Niharika Sharma
by
Niharika Sharma

Maintain the order and structure your business needs

Records management is critical to maintaining productivity and efficient functioning within any company. As the company grows, managing records can become harder and harder. Having a scalable records management system in place supports business intelligence and helps managers make decisions. Developing a strategy for cataloguing, storing, and accessing documents and other records is essential.

So how can you streamline records management? Here are some practical steps to consider:

1. Digitize Documents

Managing and storing physical files can be difficult and costly. A single sheet of paper may not take up much space, but hundreds or thousands of physical documents can stack up quickly. A standard four-drawer filing cabinet takes up about 17 square feet when you include the space necessary to open a drawer. An organization with 500 employees can spend an average of $4k annually on file cabinet real estate space.

Physical records don’t just occupy more space; they’re also more vulnerable to getting lost, misfiled, or damaged.

Scanning paper documents solves these problems. Digitizing the documents with products like Exela’s IntelliScan devices transforms the documents into searchable digital assets (more useful than simple scans).

While IntelliScan can digitize both old documents and new ones like incoming mail, Exela’s Digital Mailroom service can distribute the digital versions to remote workers electronically. That means better communication. And it can integrate the mail into digital records management systems that organize other digital documents.

If you need another reason to digitize documents, consider this: Most documents created today start off in digital form. Why put them on paper if you don’t have to?

2. Categorize Information

A study by the Association for Information and Image Management (AIIM) found that, on average, 62% of the information that an organization must manage is unstructured. In other words, the information is hard to find, let alone quantify or use.

To manage unstructured information, you need to classify and categorize it. Classifying records allows for clear and efficient filing, retrieval, archiving, and even, when necessary, destruction of documents. You can categorize or tag documents based on function, client, project, file type, security level, or other labels.

This can be a daunting and potentially time-consuming process, especially if you have a large backlog of uncategorized documents to organize. However, digitization and automation technology can reduce this burden. Optical character recognition (OCR) and intelligent character recognition (ICR) technology lets a scanner capture data from documents as it scans them, which helps the system automate categorization, aggregation, and routing.

Additionally, you can pair IntelliScan scanners with Exela’s OpenBox data capture, classification, and indexing solution. With OpenBox, you can avoid the laborious, time-consuming, and error-prone manual identification of document types and sorting of documents to create end-to-end document digitization and information extraction.

3. Organize Electronic Storage

Reorganizing your network workspaces can have a huge impact. To manage your documents and records within the workspaces:

  • Develop a shared network of folders with a logical hierarchy and structure that follows your business’s workflows.

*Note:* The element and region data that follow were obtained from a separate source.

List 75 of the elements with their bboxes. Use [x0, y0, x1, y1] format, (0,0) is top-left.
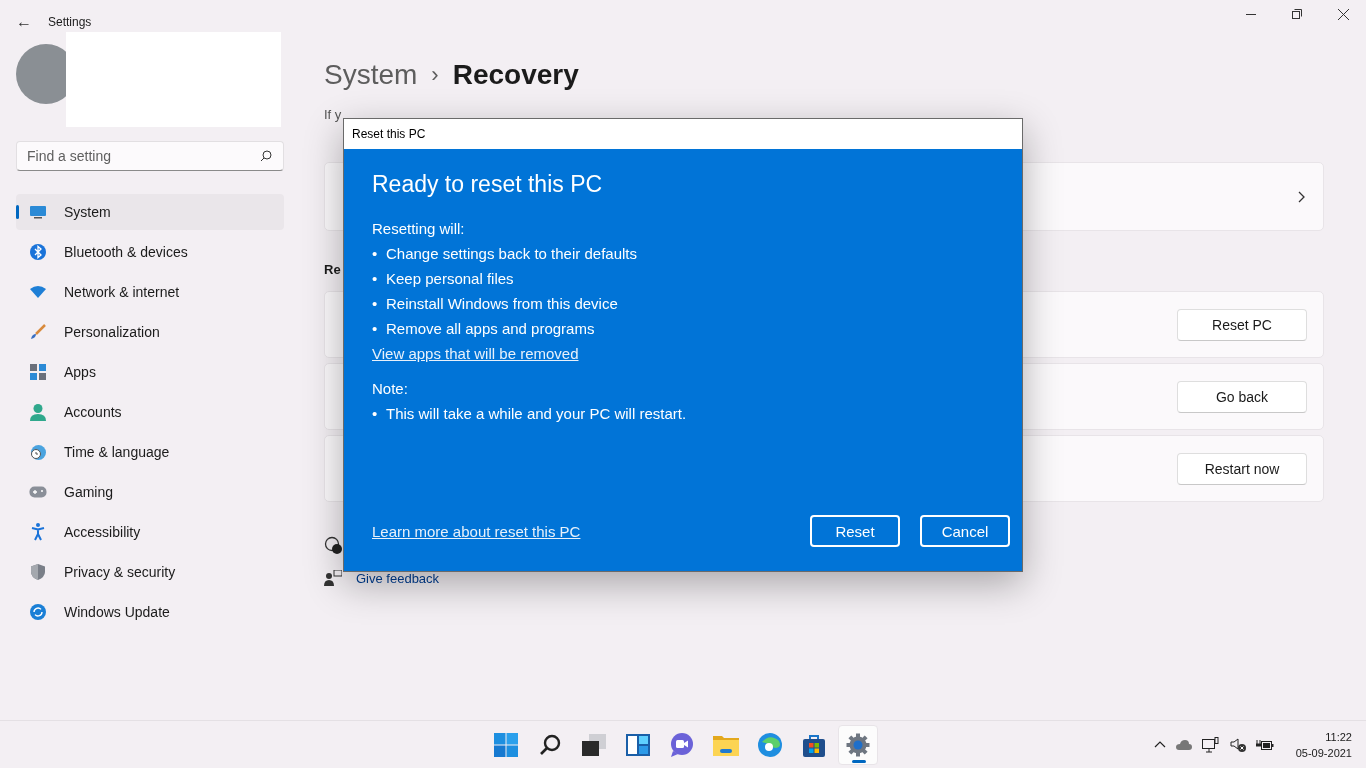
sidebar-item[interactable]: Privacy & security	[16, 554, 284, 590]
sidebar-item[interactable]: Network & internet	[16, 274, 284, 310]
sidebar-item[interactable]: Windows Update	[16, 594, 284, 630]
sidebar-item[interactable]: Personalization	[16, 314, 284, 350]
video-chat-icon	[670, 733, 694, 757]
learn-more-link[interactable]: Learn more about reset this PC	[372, 518, 581, 544]
bullet-mark: •	[372, 404, 379, 424]
dialog-button[interactable]: Cancel	[920, 515, 1010, 547]
view-apps-link[interactable]: View apps that will be removed	[372, 341, 579, 366]
folder-icon	[713, 734, 739, 756]
sidebar-item[interactable]: Apps	[16, 354, 284, 390]
shopping-bag-icon	[803, 733, 825, 757]
widgets-icon	[626, 734, 650, 756]
option-button[interactable]: Go back	[1177, 380, 1307, 413]
dialog-intro: Resetting will:	[372, 219, 466, 239]
battery-charging-icon[interactable]	[1255, 737, 1274, 752]
accessibility-icon	[31, 523, 45, 541]
breadcrumb-separator: ›	[431, 62, 439, 88]
wifi-icon	[29, 285, 47, 299]
brush-icon	[30, 324, 46, 340]
page-title: Recovery	[452, 59, 579, 91]
minimize-icon	[1246, 13, 1256, 15]
clock-date[interactable]: 05-09-2021	[1295, 744, 1352, 761]
bullet-text: Remove all apps and programs	[386, 319, 595, 339]
sidebar-item[interactable]: Time & language	[16, 434, 284, 470]
gear-icon	[846, 733, 870, 757]
dialog-title: Reset this PC	[352, 127, 426, 141]
bullet-text: Change settings back to their defaults	[386, 244, 637, 264]
globe-clock-icon	[29, 443, 47, 461]
monitor-icon	[29, 205, 47, 219]
person-icon	[30, 403, 46, 421]
option-button[interactable]: Reset PC	[1177, 308, 1307, 341]
gamepad-icon	[29, 486, 47, 498]
cloud-icon[interactable]	[1175, 739, 1192, 750]
search-field[interactable]: Find a setting	[16, 141, 284, 171]
windows-logo-icon	[494, 733, 518, 757]
bullet-mark: •	[372, 319, 379, 339]
bullet-text: This will take a while and your PC will restart.	[386, 404, 687, 424]
network-icon[interactable]	[1201, 736, 1220, 753]
note-label: Note:	[372, 379, 409, 399]
browser-icon	[758, 733, 782, 757]
dialog-button[interactable]: Reset	[810, 515, 900, 547]
bullet-text: Keep personal files	[386, 269, 514, 289]
sidebar-item[interactable]: System	[16, 194, 284, 230]
bullet-mark: •	[372, 269, 379, 289]
dialog-heading: Ready to reset this PC	[372, 171, 604, 198]
sidebar-item[interactable]: Accessibility	[16, 514, 284, 550]
search-icon	[539, 734, 561, 756]
shield-icon	[31, 564, 45, 580]
clock-time[interactable]: 11:22	[1325, 728, 1352, 745]
update-icon	[30, 604, 46, 620]
back-button[interactable]: ←	[0, 13, 48, 31]
option-button[interactable]: Restart now	[1177, 452, 1307, 485]
close-icon	[1337, 8, 1349, 20]
window-title: Settings	[48, 15, 92, 29]
feedback-link[interactable]: Give feedback	[356, 570, 440, 586]
help-icon[interactable]	[324, 536, 342, 554]
bullet-mark: •	[372, 294, 379, 314]
bullet-text: Reinstall Windows from this device	[386, 294, 618, 314]
sidebar-item[interactable]: Gaming	[16, 474, 284, 510]
speaker-muted-icon[interactable]	[1229, 737, 1246, 752]
breadcrumb-parent[interactable]: System	[324, 59, 418, 91]
bullet-mark: •	[372, 244, 379, 264]
search-icon	[260, 150, 272, 162]
sidebar-item[interactable]: Bluetooth & devices	[16, 234, 284, 270]
chevron-right-icon[interactable]	[1298, 190, 1305, 203]
apps-icon	[30, 364, 46, 380]
task-view-icon	[582, 734, 606, 756]
bluetooth-icon	[30, 244, 46, 260]
feedback-icon	[324, 570, 342, 586]
restore-icon	[1292, 9, 1302, 19]
intro-text: If y	[324, 107, 342, 122]
sidebar-item[interactable]: Accounts	[16, 394, 284, 430]
chevron-up-icon[interactable]	[1153, 741, 1166, 748]
section-heading: Re	[324, 262, 341, 277]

  • Set a company-wide standard for grouping the folders and the files inside them.

You can start by categorizing files based on the year they were created, the department where they originated, or the purpose they served. IT professionals are often great resources for determining which of the various existing directory structures would best suit your business.

For some industries and record types, you’ll also have to consider regulations and compliance requirements.

4. Implement Naming Conventions

Keeping documents organized and easy to find and identify becomes simple when you implement and enforce company-wide document naming conventions.

A document’s chief identifier is its filename, which can include a great deal of information. If you include the date the document was created, the project identification number, and keywords that describe the document’s content, you’ll let people know the document’s purpose and content even before they open it.

Your naming conventions will stipulate what pieces of information to include, as well as each piece’s order and format. You can even include version numbers – though as anyone in creative services will tell you, adding “Final” to a document’s name is just asking for more revisions.

Disorganization and inefficiency are costly for any business. A solid records-management system can help maintain the order and structure your business needs. Thanks to digital technology, you can handle records management with less effort, improved efficiency, and greater peace of mind.